Read the readme, consider myself a mostly-not-total-idiot. Would buy author a beer to add a whole two sentences to illuminate what wozman is. If it's just that niche and I'm ignorant feel free to ignore me.

rendaw 2 years ago

I have this image of you spending years painstakingly rewriting this, just for Apple to release their ARM processors.

FWIW I have no idea what Wozmon is, just a sentence or two at the top for people not familiar with the original.

  • selcuka 2 years ago

    > I have this image of you spending years painstakingly rewriting this

    Initial commit: 5 days ago

gabrielsroka 2 years ago

What a coincidence. I recently converted the 6502 version to Python and then worked with ChatGPT to convert the Python to C. (I'm not a C programmer.)
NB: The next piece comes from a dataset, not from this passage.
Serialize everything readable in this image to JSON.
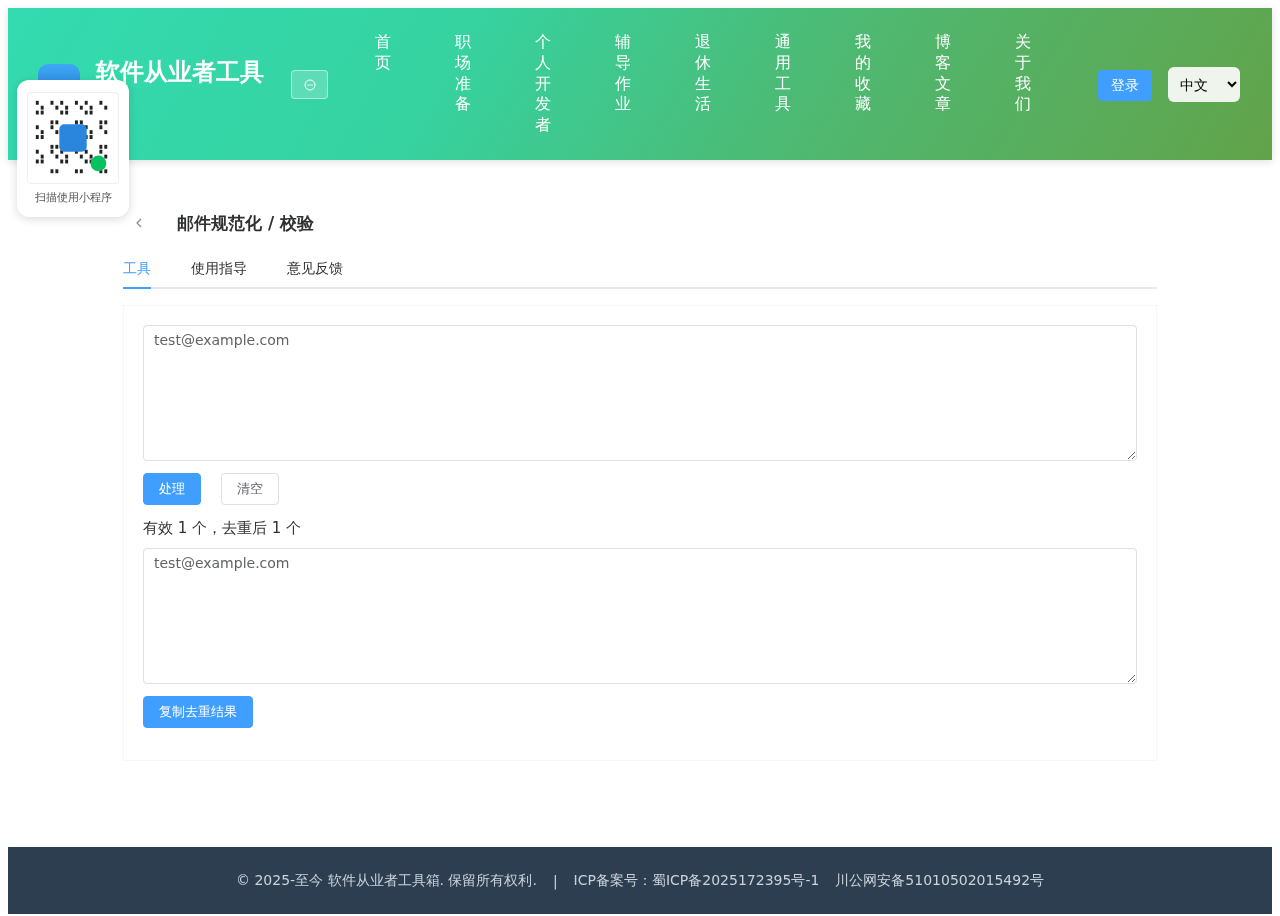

https://github.com/gabrielsroka/gabrielsroka.github.io/tree/...

  • asveikau 2 years ago

    To support running code you'll need to call mprotect(2) on the buffer to make it executable.
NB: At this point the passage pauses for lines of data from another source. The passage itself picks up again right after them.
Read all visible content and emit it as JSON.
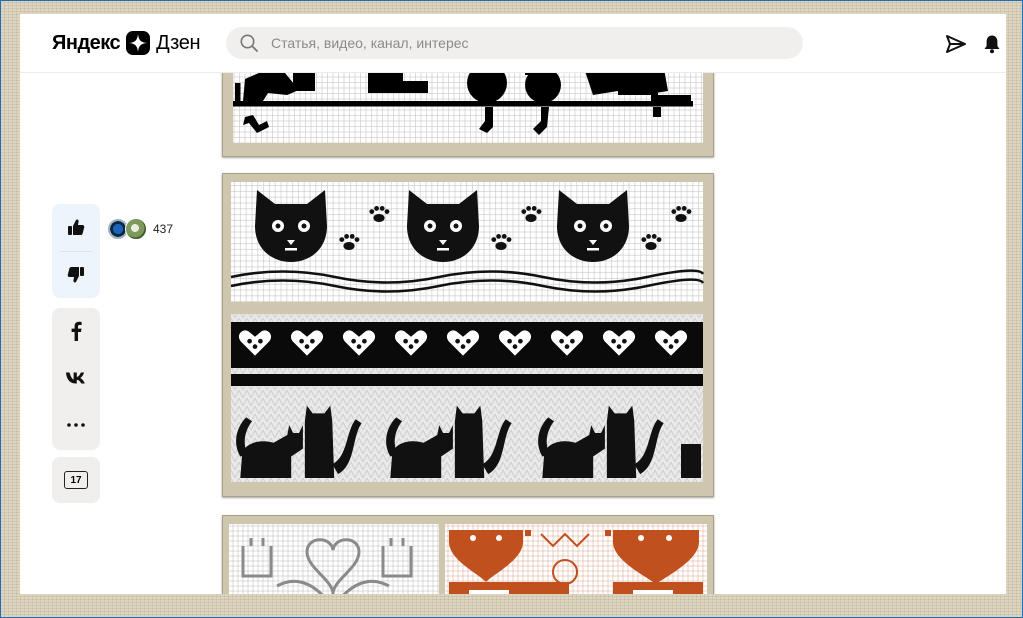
{
  "header": {
    "logo_yandex": "Яндекс",
    "logo_dzen": "Дзен",
    "search_placeholder": "Статья, видео, канал, интерес",
    "icons": [
      "search-icon",
      "send-icon",
      "bell-icon"
    ]
  },
  "rail": {
    "likes_count": "437",
    "comments_count": "17",
    "icons": [
      "thumbs-up-icon",
      "thumbs-down-icon",
      "facebook-icon",
      "vk-icon",
      "more-icon",
      "comment-icon"
    ]
  },
  "article": {
    "images": [
      {
        "alt": "",
        "chart": "cats-row-bottom"
      },
      {
        "alt": "",
        "chart": "cats-faces-hearts-silhouettes"
      },
      {
        "alt": "",
        "chart": "hearts-cats-and-red-pattern"
      }
    ]
  },
  "colors": {
    "linen": "#ddd5bf",
    "accent_blue": "#1f6fb5",
    "search_bg": "#f0efed",
    "pattern_red": "#c1501f"
  }
}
    If you hit Ctrl-d on this code it will burn through that loop constantly with no input. You need to check fgets()'s return code, it will be NULL on error or eof.
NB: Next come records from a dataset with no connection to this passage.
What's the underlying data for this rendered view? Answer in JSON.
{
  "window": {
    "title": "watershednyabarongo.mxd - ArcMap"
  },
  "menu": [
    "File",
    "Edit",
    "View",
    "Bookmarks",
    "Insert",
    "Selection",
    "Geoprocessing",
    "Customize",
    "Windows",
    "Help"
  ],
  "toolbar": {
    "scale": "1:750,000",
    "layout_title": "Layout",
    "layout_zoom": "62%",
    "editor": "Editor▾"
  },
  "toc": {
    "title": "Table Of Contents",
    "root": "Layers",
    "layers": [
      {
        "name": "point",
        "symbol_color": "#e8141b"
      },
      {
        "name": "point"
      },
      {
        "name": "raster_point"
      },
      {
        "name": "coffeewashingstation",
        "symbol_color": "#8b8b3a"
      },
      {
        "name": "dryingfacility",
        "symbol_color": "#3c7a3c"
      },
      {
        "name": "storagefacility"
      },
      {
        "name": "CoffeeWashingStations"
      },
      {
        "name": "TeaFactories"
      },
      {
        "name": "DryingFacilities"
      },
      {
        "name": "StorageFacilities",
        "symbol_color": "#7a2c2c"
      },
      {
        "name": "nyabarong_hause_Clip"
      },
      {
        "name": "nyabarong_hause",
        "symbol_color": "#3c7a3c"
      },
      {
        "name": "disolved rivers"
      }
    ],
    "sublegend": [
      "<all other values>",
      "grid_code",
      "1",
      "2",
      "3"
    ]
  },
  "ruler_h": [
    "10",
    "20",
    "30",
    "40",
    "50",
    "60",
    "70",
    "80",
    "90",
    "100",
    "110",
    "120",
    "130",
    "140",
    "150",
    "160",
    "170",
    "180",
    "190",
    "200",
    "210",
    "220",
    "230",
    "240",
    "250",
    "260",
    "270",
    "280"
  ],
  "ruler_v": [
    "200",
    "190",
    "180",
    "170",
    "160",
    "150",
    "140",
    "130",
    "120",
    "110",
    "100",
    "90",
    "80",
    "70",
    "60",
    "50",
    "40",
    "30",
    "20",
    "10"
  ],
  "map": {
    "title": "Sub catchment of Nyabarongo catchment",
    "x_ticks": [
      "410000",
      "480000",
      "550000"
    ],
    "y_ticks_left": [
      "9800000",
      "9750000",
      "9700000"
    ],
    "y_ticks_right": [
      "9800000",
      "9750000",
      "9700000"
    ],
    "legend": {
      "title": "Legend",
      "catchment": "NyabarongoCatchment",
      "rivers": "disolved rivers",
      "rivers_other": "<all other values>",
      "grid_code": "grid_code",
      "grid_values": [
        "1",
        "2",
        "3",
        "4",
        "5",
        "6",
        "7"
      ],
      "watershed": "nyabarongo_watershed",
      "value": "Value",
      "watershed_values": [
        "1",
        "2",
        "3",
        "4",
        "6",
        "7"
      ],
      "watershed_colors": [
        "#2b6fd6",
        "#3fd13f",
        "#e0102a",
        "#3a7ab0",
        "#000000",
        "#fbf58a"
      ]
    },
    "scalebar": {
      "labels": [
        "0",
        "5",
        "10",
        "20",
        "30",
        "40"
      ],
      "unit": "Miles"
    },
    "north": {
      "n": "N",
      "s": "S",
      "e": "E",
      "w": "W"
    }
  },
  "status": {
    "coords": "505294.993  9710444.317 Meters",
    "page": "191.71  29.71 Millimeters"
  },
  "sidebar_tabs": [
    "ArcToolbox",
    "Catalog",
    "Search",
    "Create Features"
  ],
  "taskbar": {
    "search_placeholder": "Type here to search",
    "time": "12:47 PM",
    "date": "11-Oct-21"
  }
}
    • gabrielsroka 2 years ago

      Thank you. I saw a warning about that from the compiler. But like I said I'm not a C programmer. Feel free to submit a PR if you like.

      I assume you're talking about Linux/Unix. I'm mostly a Windows guy.

      • asveikau 2 years ago

        I am knowledgeable about both. Unix guy at heart but used to work for MSFT on windows.

        The Windows version of mprotect(2) is VirtualProtect. It would probably make more sense to allocate the buffer with VirtualAlloc with the correct flags, rather than modify a stack buffer. The Unix version of that would be to allocate with mmap(2).

        Edit: https://github.com/gabrielsroka/gabrielsroka.github.io/pull/...

  • ianseylerOP 2 years ago

    Interesting to see it written in higher-level languages!

atcalan 2 years ago

I remember vapor locking on figuring out addresses in hand assembled 6809 machine code in middle school. It was amazing what Woz pulled off with this. I wish I knew that the apple ii plusses in the computer lab probably had something like wozmon on them.

bArray 2 years ago

Very cool.

When it mentions a bare metal kernel, I thought about the BareMetal OS by ReturnInfinity: https://github.com/ReturnInfinity/BareMetal-OS

vbitz 2 years ago

Awesome. Nice and easy to get working as well.

danbruc 2 years ago

wozmon.sh run will start Wozmon in a QEMU virtual machine.

Does it also run without the virtual machine?

  • creatonez 2 years ago

    From the author's BareMetal exokernel repository:

    > Key features

    > [...]

    > Physical and virtual hardware support with full virtualization, using x86 hardware virtualization whenever available (it is on most modern x86-64 CPU's). In principle BareMetal should run on any x86-64 hardware platform, even on a physical x86-64 computer, given appropriate drivers. Officially, we develop on QEMU and VirtualBox, which means that you can run BareMetal on both Linux, Microsoft Windows, and Apple macOS.

    There's no indication of specific real-world testing, though.

  • hsnewman 2 years ago

    Why would it not?

    • danbruc 2 years ago

      Should have been more specific, can I run it on Linux or Windows and mess with the memory content? So why not? Because of dependencies on BareMetal or having to overcome the isolation build into the operating system it runs on top of.

DeathArrow 2 years ago

I understand what this is. What I don't understand is what is the purpose of doing it.